My use-case is a remote procedure execution thing, where missing a beat could cause execution to go wildly off course; I wonder if what this really means is that events are not a great mechanism for transmitting that sort of data. Probably. :-)

Good info, thank you all.
KingofGamesYami #8
Posted 28 May 2015 - 05:34 PM
Hmm - this is distressing to me. Let me make sure I understand - if I have a loop pulling events, and reacting to them, there are commands I can call, as simple as turtle movement, that will cause me to miss events that trigger during their execution? But this is on a per-CC-computer basis - I can have 20 turtles dancing around, and if I have *one* sitting there doing nothing but processing events (and presumably adding them to a durable queue or such) - that one won't miss any (or at least any it should be receiving)?

It smells like we need a proper pub/sub library.
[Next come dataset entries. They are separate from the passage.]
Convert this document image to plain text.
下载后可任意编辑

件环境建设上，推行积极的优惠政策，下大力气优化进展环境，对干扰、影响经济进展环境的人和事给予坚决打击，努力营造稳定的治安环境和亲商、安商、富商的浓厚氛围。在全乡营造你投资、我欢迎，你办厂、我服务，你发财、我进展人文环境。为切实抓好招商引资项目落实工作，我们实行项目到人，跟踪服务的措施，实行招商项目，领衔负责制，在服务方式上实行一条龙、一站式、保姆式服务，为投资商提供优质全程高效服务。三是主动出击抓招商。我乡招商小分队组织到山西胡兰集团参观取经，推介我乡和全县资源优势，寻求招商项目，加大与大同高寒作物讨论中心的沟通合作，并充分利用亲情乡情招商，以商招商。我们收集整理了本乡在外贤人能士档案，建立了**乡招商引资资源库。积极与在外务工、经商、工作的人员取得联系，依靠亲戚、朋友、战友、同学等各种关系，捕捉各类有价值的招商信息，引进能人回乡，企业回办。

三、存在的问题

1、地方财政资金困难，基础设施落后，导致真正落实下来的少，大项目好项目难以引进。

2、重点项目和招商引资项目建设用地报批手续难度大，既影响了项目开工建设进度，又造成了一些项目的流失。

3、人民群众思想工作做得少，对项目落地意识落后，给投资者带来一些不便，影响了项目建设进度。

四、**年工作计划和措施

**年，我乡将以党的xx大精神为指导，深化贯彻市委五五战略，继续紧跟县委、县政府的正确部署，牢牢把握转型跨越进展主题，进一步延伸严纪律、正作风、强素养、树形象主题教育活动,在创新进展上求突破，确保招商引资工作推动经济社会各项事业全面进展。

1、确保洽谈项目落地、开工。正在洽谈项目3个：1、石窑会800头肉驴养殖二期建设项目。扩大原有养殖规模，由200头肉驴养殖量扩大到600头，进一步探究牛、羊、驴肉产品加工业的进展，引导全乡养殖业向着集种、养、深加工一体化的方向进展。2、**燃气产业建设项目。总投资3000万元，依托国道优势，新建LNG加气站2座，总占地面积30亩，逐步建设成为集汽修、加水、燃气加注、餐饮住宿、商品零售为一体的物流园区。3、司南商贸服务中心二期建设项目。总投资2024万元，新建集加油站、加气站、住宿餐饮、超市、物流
Hmmm.

My use-case is a remote procedure execution thing, where missing a beat could cause execution to go wildly off course; I wonder if what this really means is that events are not a great mechanism for transmitting that sort of data. Probably. :-)

Good info, thank you all.

Events are per-computer/turtle/etc. For example, if you queue an event on one computer, it will not be shown on another.

There are certain functions that may cause you to miss events, because they rely on events themselves. turtle.forward, for instance, doesn't know if it went forward or not until it pulls a relevant event. Until that event is pulled, it's going to discard any events it receives.

To avoid this, have a 'worker' function running in parallel with a 'receiving' function, where the receiving function stores messages in a table for the worker function to execute.

Events are, in CC, the only way of transmitting data. rednet relies on modem_message events, http.get (and post) rely on their own events (IIRC http_success and http_failure).